Став владельцем поместья, я узнал, что изменениям не подверглась только одна часть дома. Уилбер полностью перестроил фасад и одну из его сторон, а в южной части здания соорудил себе мансарду. Первоначально дом был одноэтажным, с достаточно обширным чердачным этажом, то есть представлял собой типичный образец сельской архитектуры Новой Англии. Частично дом был сложен из бревен, и эту часть усадьбы Уилбер сохранил без изменений, что могло свидетельствовать о глубоком уважении кузена к труду и мастерству предшествующих поколений людей, владевших этим участком. Надо заметить, что семейство Эйкели поселилось в Америке очень давно — двести лет тому назад.
Итак, в 1921 году Уилбер решил перестать бродить по свету и осесть в родных местах. Он прожил в доме около трех лет, а 16 апреля 1924 году в соответствии с завещанием кузена я получил эту усадьбу в наследство.
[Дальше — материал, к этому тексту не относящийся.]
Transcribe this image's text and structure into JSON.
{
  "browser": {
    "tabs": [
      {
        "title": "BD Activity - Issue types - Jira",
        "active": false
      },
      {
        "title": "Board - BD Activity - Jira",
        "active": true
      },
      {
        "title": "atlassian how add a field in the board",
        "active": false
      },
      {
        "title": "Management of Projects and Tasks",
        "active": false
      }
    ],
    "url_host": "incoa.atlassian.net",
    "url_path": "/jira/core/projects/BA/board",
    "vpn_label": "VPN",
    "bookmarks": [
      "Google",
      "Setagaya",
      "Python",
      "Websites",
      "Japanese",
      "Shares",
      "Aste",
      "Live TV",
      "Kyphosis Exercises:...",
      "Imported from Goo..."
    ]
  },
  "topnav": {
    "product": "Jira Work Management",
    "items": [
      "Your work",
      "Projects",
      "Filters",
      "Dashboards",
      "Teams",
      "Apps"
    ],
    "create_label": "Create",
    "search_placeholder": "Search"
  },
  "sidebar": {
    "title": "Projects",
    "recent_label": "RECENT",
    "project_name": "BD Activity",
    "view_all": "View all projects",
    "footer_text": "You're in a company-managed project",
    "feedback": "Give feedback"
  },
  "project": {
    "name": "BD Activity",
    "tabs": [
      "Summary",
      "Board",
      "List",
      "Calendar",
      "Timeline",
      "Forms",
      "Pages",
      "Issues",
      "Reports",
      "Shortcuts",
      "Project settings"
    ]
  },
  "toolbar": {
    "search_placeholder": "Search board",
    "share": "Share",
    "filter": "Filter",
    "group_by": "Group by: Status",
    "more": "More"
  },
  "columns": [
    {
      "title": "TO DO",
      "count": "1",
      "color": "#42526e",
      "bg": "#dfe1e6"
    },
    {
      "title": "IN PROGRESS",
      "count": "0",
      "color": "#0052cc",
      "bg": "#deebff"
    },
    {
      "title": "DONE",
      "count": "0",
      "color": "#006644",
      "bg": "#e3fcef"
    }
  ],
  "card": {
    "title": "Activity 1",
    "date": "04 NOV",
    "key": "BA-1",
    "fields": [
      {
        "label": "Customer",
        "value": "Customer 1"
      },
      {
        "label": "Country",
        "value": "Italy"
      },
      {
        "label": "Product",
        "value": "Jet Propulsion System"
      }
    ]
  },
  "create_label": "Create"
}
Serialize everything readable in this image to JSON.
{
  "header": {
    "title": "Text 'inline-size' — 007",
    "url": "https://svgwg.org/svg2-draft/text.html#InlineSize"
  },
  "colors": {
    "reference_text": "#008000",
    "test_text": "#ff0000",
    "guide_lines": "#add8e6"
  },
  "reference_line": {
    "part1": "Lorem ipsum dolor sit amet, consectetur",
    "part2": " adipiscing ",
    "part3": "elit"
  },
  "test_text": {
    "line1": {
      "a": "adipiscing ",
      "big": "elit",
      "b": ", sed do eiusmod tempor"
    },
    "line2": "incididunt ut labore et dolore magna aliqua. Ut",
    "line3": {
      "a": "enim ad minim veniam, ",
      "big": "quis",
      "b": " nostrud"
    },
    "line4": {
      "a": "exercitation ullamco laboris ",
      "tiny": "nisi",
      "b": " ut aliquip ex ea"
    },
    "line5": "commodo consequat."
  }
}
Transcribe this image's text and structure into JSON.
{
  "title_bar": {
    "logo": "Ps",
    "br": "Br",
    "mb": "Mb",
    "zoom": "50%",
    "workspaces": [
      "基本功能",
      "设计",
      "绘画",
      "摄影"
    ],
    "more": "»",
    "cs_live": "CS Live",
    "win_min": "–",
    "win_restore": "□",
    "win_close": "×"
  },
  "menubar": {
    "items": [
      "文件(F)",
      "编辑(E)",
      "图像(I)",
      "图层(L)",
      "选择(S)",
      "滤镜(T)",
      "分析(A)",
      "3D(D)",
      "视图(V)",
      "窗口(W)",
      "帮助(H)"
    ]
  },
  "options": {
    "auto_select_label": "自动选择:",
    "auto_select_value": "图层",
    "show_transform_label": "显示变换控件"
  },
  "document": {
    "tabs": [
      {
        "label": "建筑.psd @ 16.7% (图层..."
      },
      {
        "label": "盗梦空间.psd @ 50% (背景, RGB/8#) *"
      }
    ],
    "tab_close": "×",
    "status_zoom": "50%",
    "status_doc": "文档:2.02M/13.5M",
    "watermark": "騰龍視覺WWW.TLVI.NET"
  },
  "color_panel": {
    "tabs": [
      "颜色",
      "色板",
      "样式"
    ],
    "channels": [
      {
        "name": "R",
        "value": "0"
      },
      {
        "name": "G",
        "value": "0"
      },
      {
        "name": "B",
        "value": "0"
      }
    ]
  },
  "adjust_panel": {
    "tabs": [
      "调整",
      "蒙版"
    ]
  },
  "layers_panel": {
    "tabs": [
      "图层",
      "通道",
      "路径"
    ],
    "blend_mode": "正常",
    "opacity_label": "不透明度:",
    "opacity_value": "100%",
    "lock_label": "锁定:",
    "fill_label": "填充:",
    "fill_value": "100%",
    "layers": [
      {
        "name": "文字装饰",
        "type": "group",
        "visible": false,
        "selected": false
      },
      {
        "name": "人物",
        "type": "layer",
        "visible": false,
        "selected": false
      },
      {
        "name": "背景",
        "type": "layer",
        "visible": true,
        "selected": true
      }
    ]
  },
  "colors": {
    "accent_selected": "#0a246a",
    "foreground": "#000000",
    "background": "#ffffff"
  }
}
Дом встретил меня таким, каким остался после Уилбера, совершенно не похожим на все другие постройки в этой части Новой Англии, хотя и сохранил некоторые черты старины — выложенный из камней фундамент, стены, сложенные из бревен, квадратную трубу, возвышающуюся над очагом.
Насколько я понял, все изменения должны были служить, по замыслу Уилбера, созданию максимальных удобств для жилья. Однако одно нововведение показалось мне довольно необычным. В южной стене своего кабинета кузен установил огромное круглое окно, в которое было вставлено странное дымчатое стекло. Уилбер сказал тогда, что это очень старинная вещь, приобретенная им во время путешествия по Азии. Один раз он пояснил, что это «стекло из Ленга», но в другой раз заметил, что оно, вероятно, из «Гиад». Однако ни одно из объяснений мне ни о чем не говорило, потому что, честно говоря, я не настолько интересовался причудами Уилбера, чтобы подробно расспрашивать его обо всех деталях.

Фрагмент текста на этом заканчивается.